One of the most valuable clauses you can get in a commercial lease is a “go-dark” clause. However, many commercial tenants aren’t even familiar with the term.

If you’re trying to figure out a good way to protect yourself in case the iproperty turns out to be a money pit, this is what you should know.

What’s a go-dark clause?

Most commercial leases require you to operate your business continuously for the duration of the lease. If you’re in a unit with multiple stores, like a retail mall, that means adhering to the mall’s hours of operations — even if it isn’t profitable for you.
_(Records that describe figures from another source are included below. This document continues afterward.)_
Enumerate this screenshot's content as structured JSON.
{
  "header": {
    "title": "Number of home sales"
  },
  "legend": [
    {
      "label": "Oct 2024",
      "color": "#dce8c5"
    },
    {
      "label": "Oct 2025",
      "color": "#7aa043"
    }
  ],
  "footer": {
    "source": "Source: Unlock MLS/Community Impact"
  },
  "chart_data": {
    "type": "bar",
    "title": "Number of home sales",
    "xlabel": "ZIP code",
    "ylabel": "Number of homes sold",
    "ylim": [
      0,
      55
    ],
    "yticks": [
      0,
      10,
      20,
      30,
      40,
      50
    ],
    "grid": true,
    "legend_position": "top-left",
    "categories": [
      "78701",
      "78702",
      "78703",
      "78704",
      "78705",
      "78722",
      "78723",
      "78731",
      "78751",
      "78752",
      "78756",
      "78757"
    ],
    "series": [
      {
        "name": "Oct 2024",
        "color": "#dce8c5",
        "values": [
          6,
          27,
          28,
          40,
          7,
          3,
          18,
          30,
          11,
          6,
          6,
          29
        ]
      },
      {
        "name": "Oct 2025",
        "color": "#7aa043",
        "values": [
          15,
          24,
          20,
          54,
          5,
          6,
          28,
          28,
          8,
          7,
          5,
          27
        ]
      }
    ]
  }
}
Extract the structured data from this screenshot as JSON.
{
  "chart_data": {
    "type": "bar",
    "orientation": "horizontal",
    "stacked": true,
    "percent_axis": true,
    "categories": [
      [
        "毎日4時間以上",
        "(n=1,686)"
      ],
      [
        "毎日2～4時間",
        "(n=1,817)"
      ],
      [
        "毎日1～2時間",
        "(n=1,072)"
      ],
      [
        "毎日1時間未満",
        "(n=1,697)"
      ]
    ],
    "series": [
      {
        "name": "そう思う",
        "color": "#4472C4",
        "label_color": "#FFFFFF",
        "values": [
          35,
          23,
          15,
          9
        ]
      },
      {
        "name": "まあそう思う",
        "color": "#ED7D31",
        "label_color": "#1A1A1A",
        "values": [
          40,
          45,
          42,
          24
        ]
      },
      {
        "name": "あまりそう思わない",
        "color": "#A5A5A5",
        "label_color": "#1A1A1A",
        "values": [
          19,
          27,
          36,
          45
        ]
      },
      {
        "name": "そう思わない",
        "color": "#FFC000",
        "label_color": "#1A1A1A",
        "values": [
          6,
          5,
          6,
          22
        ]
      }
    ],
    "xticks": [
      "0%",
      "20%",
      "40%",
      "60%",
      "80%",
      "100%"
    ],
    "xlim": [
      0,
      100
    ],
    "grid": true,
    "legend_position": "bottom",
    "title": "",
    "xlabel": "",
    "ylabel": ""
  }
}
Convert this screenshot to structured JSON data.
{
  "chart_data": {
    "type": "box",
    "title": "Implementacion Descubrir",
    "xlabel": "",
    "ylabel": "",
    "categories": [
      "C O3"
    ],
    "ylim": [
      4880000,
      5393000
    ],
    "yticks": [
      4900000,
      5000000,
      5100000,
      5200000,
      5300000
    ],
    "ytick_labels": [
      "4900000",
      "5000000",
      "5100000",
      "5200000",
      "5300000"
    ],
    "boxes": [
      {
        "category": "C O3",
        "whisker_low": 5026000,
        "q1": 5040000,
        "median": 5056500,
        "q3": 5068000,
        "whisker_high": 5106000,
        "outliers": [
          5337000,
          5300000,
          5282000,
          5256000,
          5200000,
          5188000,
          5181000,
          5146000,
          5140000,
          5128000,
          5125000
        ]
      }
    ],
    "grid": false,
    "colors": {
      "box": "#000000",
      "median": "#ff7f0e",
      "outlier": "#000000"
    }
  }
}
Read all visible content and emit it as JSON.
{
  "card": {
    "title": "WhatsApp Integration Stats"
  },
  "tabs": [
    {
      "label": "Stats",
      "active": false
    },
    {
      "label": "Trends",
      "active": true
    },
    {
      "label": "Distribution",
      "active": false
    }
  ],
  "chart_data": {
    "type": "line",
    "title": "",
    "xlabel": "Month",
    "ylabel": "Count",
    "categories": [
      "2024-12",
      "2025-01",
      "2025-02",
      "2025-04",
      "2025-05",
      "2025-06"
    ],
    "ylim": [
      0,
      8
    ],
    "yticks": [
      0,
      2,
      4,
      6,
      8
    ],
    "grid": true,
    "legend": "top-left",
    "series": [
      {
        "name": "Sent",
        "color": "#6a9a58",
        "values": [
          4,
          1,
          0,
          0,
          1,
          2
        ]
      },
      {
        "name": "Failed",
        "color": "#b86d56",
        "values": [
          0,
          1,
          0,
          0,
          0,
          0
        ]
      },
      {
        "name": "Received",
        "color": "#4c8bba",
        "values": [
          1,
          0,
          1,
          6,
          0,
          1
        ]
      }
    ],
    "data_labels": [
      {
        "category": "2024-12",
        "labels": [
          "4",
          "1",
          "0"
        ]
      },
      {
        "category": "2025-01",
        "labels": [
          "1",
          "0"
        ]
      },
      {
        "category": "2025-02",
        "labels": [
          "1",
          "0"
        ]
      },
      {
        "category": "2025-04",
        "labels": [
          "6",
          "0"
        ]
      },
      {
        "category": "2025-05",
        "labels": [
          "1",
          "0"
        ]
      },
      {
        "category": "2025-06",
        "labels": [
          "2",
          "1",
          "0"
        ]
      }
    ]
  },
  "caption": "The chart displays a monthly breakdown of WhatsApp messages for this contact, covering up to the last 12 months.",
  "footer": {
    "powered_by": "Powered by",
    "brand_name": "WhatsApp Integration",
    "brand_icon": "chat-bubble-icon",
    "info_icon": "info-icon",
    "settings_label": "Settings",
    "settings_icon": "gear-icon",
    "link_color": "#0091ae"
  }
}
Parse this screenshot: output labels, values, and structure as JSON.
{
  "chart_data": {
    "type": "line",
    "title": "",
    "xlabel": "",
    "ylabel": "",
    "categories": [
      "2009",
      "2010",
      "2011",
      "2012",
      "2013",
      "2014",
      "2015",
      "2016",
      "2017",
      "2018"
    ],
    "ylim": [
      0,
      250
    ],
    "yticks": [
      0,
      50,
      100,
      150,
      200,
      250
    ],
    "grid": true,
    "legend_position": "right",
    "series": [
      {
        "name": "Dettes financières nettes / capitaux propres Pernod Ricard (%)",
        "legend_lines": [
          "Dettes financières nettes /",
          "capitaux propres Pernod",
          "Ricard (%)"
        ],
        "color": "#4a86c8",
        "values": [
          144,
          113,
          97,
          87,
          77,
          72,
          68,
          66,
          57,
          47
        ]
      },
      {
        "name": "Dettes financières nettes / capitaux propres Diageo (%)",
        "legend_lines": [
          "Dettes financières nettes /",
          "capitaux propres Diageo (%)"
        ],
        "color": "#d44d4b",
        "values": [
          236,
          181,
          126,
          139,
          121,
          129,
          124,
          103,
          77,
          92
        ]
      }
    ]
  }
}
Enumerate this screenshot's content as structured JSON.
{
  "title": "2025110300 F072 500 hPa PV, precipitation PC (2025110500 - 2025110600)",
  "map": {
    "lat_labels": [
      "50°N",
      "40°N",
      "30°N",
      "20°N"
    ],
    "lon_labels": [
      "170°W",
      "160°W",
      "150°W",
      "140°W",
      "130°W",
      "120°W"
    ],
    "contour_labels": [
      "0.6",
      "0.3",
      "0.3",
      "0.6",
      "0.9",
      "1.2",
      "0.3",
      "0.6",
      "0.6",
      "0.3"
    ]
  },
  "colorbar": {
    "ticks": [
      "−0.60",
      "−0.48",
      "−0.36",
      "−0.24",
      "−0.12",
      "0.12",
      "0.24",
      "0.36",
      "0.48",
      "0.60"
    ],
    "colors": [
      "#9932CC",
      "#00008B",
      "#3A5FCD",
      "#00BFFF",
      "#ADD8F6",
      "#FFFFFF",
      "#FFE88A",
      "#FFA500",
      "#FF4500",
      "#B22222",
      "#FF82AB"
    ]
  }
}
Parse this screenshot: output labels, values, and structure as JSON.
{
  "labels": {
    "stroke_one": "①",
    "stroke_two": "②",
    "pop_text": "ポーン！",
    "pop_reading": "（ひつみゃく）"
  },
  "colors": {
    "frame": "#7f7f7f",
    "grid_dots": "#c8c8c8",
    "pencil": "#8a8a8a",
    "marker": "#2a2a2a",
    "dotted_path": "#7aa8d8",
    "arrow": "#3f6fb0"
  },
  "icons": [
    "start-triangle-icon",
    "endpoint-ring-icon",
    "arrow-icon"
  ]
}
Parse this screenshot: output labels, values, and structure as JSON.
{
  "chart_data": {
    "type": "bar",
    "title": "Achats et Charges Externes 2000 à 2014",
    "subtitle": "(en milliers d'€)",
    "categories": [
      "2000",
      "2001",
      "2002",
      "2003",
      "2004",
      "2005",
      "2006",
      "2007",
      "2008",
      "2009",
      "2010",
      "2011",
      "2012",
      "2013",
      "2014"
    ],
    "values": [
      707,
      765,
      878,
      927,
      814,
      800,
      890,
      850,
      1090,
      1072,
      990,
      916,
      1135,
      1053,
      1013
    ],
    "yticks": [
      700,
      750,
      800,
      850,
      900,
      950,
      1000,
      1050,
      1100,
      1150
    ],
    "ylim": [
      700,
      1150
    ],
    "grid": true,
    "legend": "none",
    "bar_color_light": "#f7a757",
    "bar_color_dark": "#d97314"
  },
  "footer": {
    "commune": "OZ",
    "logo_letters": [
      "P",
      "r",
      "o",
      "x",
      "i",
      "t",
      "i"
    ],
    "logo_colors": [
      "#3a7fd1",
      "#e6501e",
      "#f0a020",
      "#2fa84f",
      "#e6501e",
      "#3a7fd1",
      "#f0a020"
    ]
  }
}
It also puts you in default and can make you subject to penalties if you have to close down entirely.

A go-dark clause gives you the right to shut down your store without penalties as long as you pay your rent.

What else can they do?

In conjunction with a co-tenancy clause, you can also gain the right to close your store down or take a significant reduction in your rental obligation if one of the anchor stores in the mall goes out of business.

For anybody who has witnessed what can happen when the anchor store in a mall suddenly fails, this clause is an obvious life saver.

What other options are there?

You can also negotiate a “right to recapture” with the landlord. This will give the landlord the ability to take the space back if you decide you can’t keep up with the hours. This is often seen as a win-win for both parties. However, it can become a problem for tenants if they need to close for a short period. An overeager landlord can leap onto an opportunity like that to recapture the space when there’s another tenant waiting.

It’s important to consider the possibility that your store isn’t going to be profitable — even if it isn’t pleasant to consider. That’s the best way to manage your losses before they happen.